Ten small ways to make your life easier in GDScript


Just a quick one today, as I’m currently working on some bigger posts that need some more time in the oven.

Here’s a few quick ways to make your life a little bit easier when writing GDScript.

Making outputs more useful

First up, let’s talk about the terminal. On its own, the print command can be a little barebones, as there’s no styling or even spacing between multiple output arguments, but there are a number of built-in options for improving your text-based adventures. For instance, using the command prints rather than print will automatically space your arguments apart in the terminal.

# Output: 123
print(1, 2, 3)

# Output: 1 2 3
prints(1, 2, 3)

But if you need a bit more style, you can use print_rich to incorporate a subset of BBCode tags into your output:

print_rich('[b]Bold[/b] and [color=red]Colorful[/color]')

Note that platform support does vary, so while you may sometimes find this useful, or even just fun, if you’re trying to monitor what’s happening in your application, you may find push_warning and push_error to be more useful. As the names imply, these functions let you add your own custom warnings and errors to Godot’s built-in debugger and see exactly where that call was made, making them a great choice for doing things like monitoring if a value goes out of the expected range or if an expected bit of data is missing.

func _ready() -> void:
    push_warning('This is a warning')
    push_error('This is an error')

Organizing your code

Next up, let’s talk about a few quick and simple ways you can make your code easier to work with. As you probably know, exported properties are a pretty big deal in Godot, but rather than just dump all of your variables into one long list via simple @export annotations, you can organize your exports into logical partitions. @export_category can be placed above exports to put those that follow under the same banner, while @export_group and @export_subgroup let you make collapsible groups of exports.

@export_category('Stats')
@export var strength: int = 10
@export var speed: int = 5

@export_group('Weapons')
@export var bow: String = 'Mystical Bow'
@export_subgroup('Ammo')
@export var arrow_count: int = 10

Furthermore, you can add helpful documentation to your exports by using documentation comments. While documentation comments can be useful in general for helping you to auto-generate documentation, if you place them immediately above an exported property, that comment will also be available in the inspector when you hover over it. Furthermore, some basic BBCode is supported, letting you customize how the information is presented.

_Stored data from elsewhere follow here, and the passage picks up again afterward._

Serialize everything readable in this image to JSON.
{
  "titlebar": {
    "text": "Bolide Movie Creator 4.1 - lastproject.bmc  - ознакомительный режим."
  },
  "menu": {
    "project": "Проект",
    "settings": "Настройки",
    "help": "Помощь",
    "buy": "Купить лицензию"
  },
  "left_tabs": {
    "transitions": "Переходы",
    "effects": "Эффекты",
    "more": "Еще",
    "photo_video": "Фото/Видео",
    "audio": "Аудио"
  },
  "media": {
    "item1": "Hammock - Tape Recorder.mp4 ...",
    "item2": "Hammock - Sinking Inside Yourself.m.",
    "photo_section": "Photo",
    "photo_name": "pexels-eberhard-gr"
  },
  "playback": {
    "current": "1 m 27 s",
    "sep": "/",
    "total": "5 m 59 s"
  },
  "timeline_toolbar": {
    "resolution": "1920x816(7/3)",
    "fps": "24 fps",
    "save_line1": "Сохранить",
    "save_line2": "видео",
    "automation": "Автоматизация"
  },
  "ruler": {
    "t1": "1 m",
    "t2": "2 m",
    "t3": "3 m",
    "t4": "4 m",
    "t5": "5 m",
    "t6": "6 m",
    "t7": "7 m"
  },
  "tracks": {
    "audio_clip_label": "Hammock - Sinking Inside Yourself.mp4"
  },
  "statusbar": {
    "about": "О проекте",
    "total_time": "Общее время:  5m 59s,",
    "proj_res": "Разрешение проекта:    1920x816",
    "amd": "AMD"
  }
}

## This is a [b]documentation comment[/b]
@export var what_is_this: bool = false

While we’re talking about comment formatting, there are additional small helpers to break up the monotony of gray text. For instance, there are special keywords that will automatically have a color applied to them in the built-in code editor, and these colors are configurable in the Editor Settings.

Or maybe you prefer to collapse code you don’t currently need and the default collapse options aren’t enough. With code regions, you can create your own custom blocks of code that can be collapsed, regardless of what’s in them. These can be manually placed by using the #region and #endregion keywords, or by selecting a group of text, right clicking it, and creating a region.

Be aware that this is a Godot editor exclusive, however, so if you like to use an external editor from time to time, this won’t help you there.

Handy shortcuts

Lastly, here’s a few small shortcuts I like to use that you might find handy as well. Firstly, if you’ve ever got a class you want to know more about, you can Ctrl+Click on it to immediately open the help docs for that class right in the editor. This same technique also works on your own variables or functions to immediately hop to where they’ve been defined, assuming it’s either in the same script or you’ve got your variables typed correctly so that Godot knows what you’re looking for.

Similarly, if you want to make an onready variable without having to type things out by hand, you can CTRL+Drag it into your code from the inspector and have the declaration written for you.

Lastly, this is more of a code shortcut than an editor shortcut, but I use it often enough that I think it’s worth mentioning. When dealing with dictionaries, where you may not always have the exact data you expect, rather than either risking trying to read a key that doesn’t exist and throwing an error, or checking for the key before reading from it, you can use the get method to return the value for that entry, if it exists, or return a default value of your choosing if not.

# Both techniques will print:
# 10
# -1

var status_effects = { 'speed': -1 }

# Overly verbose
if status_effects.has('speed'):
    print(status_effects.speed)
else:
    print(0)

if status_effects.has('strength'):
    print(status_effects.strength)
else:
    print(0)

# Concise
print(status_effects.get('speed', 0))
print(status_effects.get('strength', 0))

And that’s a few small ways to improve your workflows in GDScript, but there’s plenty that I’ve not mentioned here so feel free to share your own in the comments. Thanks for reading.